What won’t happen, according to Schwartz, is real estate moving to essentially an e-commerce concept, one that ignores the human element of the industry. It’s a common fear from many agents and brokers.
“Software is supposed to enable easier outcomes, but in no way shape or form does it drive a transaction that’s as fearful, as unique and as risky as real estate is,” Schwartz said.
Schwartz said Zillow is undertaking a new co-piloting initiative to give its partners more data and insights into the company’s consumers, to provide anticipatory cues. That will lead to delivering a more personalized process and moving beyond what Schwartz called, “slightly targeted spam to deliver intelligent service.”
For the company’s rental customers, Zillow is piloting a pay per lease initiative, although no further details were shared on the program.

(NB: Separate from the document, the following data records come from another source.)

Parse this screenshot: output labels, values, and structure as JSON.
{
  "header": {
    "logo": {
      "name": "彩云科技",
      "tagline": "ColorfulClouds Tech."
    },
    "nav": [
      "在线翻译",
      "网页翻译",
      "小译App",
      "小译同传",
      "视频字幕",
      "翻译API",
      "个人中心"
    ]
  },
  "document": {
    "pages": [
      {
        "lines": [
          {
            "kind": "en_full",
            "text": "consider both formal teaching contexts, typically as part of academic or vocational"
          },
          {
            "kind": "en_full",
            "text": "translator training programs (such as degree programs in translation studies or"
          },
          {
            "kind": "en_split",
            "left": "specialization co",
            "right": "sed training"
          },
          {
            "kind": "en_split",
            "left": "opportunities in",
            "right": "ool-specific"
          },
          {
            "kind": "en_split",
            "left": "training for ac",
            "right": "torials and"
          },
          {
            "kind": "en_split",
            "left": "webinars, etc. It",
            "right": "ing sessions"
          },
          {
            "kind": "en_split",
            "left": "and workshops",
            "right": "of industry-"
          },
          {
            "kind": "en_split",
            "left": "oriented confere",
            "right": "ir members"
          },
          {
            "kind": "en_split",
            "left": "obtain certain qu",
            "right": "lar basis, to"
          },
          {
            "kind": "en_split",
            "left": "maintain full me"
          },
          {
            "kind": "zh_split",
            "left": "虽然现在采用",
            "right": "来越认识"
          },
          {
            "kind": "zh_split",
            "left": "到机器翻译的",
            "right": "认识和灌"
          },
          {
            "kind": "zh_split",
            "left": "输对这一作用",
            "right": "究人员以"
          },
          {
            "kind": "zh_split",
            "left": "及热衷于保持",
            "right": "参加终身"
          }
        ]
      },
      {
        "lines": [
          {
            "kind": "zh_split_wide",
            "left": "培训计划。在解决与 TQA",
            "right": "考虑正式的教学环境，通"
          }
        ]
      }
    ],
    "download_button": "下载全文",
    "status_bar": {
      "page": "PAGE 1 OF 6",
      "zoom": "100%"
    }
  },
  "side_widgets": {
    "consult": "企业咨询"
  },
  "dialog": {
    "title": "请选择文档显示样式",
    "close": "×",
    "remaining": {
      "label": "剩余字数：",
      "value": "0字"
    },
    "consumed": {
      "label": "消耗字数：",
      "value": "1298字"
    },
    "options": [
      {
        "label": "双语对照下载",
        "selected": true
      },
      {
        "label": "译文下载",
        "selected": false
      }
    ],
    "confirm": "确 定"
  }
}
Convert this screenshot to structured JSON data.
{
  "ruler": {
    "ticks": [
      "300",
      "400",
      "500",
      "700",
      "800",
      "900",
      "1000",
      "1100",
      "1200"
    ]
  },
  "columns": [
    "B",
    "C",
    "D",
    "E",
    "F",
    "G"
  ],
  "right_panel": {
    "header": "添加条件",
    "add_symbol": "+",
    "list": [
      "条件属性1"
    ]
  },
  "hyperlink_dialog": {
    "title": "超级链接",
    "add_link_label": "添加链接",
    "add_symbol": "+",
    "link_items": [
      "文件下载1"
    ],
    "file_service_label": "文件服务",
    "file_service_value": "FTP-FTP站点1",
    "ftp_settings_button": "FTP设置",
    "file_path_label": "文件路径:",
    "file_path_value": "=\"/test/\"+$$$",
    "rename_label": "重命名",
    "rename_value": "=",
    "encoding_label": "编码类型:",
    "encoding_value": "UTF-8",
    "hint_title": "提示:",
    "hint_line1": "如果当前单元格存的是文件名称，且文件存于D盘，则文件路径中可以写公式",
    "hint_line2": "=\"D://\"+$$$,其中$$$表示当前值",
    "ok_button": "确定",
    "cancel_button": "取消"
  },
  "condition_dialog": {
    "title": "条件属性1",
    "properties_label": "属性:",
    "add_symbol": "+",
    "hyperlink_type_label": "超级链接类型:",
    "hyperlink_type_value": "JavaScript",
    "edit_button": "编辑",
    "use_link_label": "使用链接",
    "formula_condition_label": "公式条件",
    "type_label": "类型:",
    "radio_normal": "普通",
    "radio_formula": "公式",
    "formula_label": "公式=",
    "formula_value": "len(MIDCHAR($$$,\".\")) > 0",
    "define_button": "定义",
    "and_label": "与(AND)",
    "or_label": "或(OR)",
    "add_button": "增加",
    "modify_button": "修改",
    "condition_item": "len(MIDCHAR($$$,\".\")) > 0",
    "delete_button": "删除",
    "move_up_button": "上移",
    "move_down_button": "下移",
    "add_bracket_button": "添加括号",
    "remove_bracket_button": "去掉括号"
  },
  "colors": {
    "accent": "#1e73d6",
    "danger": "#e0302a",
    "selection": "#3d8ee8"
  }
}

For brokerage customers, that’s the company’s flex pricing initiative, Zillow’s effort to “move from a lead to a satisfied customer,” Schwartz said. The industry conversion average on leads is just 1 percent – which Schwartz said is 1 percent away from zero.
Flex pricing is a referral-based model where agents pay a portion of their commission on closed leads as opposed to an upfront, market-based price. The platform will replace the old Premier Agent model in its test markets – most recently Phoenix and Atlanta, two Zillow Offers markets.
The fee that agents pay is roughly 35 percent, the industry average, Schwartz said during the company’s second-quarter earnings call, but the platform is still in the testing phase so they haven’t settled on a number.